During the injury and repair process, different types of immune cells began to increase, reached their peaks and fell into decline at different time points. Furthermore, when the serum alanine transaminase (ALT) and aspartate transaminase (AST) indices reverted to normal levels 7 d after the injury, the infiltration of immune cells still existed even 14 d after the injury, showing an obvious lag effect. We found that the expression of LECT2 was upregulated in acute liver injury mouse models, and the liver injuries of Lect2-KO mice were less severe than those of wild-type mice. Compared with wild-type mice, Lect2-KO mice had different immune cell infiltration.

CONCLUSION

The recovery time of immune cells was far behind that of serum ALT and AST during the process of liver repair.

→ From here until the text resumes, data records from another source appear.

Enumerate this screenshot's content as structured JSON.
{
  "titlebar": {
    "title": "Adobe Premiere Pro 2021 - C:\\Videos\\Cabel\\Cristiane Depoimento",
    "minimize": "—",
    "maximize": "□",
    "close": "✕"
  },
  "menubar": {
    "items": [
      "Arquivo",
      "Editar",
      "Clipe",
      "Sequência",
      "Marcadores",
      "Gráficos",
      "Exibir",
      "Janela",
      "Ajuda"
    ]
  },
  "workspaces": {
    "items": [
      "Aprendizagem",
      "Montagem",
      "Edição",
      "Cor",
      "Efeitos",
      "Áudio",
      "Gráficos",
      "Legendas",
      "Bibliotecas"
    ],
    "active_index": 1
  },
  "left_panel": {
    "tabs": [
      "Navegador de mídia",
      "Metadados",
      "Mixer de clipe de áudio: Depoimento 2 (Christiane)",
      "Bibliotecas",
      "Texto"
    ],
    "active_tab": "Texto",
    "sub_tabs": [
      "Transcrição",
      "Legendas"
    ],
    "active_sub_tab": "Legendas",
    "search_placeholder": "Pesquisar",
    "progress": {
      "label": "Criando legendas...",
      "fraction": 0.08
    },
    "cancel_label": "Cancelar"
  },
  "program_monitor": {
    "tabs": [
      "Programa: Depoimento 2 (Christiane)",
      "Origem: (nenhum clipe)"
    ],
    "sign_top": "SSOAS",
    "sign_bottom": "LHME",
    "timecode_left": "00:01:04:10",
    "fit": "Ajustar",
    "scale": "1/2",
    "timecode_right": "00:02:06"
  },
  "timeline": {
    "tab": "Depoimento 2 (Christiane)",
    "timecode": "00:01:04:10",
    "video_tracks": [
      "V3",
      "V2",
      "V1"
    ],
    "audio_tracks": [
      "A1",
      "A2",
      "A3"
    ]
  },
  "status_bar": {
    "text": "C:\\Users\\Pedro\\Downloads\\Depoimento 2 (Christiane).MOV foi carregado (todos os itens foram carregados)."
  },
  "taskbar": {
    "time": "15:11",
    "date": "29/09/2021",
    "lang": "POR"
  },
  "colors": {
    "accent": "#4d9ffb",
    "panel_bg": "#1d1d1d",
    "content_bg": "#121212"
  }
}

LECT2 could regulate monocyte/macrophage chemotaxis and might be used as a therapeutic target for acute liver injury.

Keywords: Immune cells, Liver injury, Liver repair, Leukocyte cell-derived chemotaxin 2

Core Tip: In our study, we systematically described the infiltration changes of various immune cells during the process of acute liver injury and repair. We found that the recovery time of immune cells was far behind that of serum alanine transaminase and aspartate transaminase during the process of liver repair. Moreover, we found that leukocyte cell-derived chemotaxin 2 (LECT2) was upregulated in acute liver injury mouse models and the changes in LECT2 were related to the changes in several immune cells. LECT2 could regulate monocyte/macrophage chemotaxis and might be used as a therapeutic target for acute liver injury.